Should teachers have autonomy over how they teach?
The curriculum is the heart of what teachers teach and learners learn: effective teaching is only possible with an effective curriculum. Yet in spite of its importance, there has been a crisis in curriculum that has been caused in large part by governments assuming direct control over the curriculum, assessment, and increasingly, pedagogy.

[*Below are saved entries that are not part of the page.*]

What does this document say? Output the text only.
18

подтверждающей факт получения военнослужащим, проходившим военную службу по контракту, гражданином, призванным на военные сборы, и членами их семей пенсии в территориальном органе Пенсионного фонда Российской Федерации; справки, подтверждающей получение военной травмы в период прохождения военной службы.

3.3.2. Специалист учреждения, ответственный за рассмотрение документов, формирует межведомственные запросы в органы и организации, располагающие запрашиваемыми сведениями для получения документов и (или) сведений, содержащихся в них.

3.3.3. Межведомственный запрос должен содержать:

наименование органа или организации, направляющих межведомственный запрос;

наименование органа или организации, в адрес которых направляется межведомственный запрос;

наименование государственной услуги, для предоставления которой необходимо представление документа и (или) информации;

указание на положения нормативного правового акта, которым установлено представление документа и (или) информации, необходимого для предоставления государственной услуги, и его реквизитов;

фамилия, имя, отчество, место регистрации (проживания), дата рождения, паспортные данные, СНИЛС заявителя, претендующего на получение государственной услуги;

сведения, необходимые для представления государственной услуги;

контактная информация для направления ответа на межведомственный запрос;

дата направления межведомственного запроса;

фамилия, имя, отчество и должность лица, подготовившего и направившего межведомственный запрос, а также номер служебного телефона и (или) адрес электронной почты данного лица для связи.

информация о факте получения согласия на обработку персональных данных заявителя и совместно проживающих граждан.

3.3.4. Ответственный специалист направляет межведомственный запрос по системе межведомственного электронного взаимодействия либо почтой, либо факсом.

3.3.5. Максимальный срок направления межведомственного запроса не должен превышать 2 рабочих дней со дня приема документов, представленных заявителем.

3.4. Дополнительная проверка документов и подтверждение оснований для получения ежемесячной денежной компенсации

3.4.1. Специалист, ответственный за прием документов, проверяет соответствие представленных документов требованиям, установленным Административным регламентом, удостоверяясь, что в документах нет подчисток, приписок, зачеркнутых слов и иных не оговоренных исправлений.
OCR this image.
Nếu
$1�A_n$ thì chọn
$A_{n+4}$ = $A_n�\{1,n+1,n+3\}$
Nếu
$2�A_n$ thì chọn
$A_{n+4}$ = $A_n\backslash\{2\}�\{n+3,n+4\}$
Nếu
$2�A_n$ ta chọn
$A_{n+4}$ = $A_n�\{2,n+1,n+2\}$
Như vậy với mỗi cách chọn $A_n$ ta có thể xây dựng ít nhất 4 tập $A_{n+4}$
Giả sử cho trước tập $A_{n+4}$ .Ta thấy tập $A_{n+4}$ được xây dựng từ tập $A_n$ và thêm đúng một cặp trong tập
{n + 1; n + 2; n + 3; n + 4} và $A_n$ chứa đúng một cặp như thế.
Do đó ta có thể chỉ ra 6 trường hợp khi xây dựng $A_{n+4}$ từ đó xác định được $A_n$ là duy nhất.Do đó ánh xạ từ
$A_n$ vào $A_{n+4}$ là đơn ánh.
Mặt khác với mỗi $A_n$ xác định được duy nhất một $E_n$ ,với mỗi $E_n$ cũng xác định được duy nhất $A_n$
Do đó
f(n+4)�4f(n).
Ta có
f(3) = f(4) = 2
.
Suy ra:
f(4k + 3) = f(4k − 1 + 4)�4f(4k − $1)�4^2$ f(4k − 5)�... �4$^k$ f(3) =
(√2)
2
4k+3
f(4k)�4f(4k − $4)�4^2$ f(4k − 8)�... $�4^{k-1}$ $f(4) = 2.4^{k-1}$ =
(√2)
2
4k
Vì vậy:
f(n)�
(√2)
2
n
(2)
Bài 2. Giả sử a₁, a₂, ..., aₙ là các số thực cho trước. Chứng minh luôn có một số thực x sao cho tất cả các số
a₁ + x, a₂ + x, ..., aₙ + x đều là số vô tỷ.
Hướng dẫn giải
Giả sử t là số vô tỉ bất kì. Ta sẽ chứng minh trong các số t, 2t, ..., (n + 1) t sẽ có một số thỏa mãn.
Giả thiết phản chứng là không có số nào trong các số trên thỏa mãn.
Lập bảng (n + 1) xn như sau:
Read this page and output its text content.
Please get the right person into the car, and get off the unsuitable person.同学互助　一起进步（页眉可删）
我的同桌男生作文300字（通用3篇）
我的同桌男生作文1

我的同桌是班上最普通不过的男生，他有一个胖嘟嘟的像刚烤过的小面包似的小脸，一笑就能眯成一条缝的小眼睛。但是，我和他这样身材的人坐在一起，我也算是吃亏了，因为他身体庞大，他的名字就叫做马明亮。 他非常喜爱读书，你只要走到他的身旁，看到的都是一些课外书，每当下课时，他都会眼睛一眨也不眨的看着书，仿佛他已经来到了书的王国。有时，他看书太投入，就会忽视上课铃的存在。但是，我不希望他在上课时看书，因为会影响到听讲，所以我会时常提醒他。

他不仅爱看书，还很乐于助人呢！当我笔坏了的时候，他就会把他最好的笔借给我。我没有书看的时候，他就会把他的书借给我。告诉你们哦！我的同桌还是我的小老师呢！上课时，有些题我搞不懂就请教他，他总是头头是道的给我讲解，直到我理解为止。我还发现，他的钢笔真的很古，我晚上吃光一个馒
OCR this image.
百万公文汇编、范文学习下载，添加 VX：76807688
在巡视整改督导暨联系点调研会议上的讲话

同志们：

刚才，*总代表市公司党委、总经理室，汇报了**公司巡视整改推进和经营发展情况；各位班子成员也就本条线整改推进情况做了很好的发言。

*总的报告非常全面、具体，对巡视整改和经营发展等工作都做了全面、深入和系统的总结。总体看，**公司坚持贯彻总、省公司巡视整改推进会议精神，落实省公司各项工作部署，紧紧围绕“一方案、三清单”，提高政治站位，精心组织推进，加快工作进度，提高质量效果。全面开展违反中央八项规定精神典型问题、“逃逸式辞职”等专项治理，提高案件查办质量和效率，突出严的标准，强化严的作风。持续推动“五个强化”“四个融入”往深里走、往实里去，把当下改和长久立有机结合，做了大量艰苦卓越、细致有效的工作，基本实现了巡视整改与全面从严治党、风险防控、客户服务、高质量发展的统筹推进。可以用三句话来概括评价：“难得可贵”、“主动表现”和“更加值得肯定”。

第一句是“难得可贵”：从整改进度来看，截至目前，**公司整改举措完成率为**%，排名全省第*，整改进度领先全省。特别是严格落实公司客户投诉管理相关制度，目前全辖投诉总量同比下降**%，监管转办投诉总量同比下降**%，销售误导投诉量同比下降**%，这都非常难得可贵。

Creating the Curriculum tackles this thorny issue head on, challenging student and practising primary school teachers to think critically about past and present issues and to engage with a new wave of curriculum thinking and development. Considering curriculum construction and its impact on teaching and learning in the four countries of the UK, key issues considered include:
who should decide the curriculum, its aims and its values
the extent to which issues in primary education swing back and forth
Subjects versus thematic organisation, stages and phases, progression, breadth and balance
prescription versus teacher autonomy
the key features of effective classroom practice
strategies for assessing the whole curriculum
how language in the classroom influences curriculum design
understanding curricula in the context of children's social and personal circumstances
creativity, curriculum and the classroom.
Illustrated throughout with strategies and case studies from the classroom, Creating the Curriculum accessibly links the latest research and evidence with concrete examples of good practice. It is a timely exploration of what makes an effective and meanginful curriculum and how teachers can bring new relevance, motivation and powerful values to what they teach.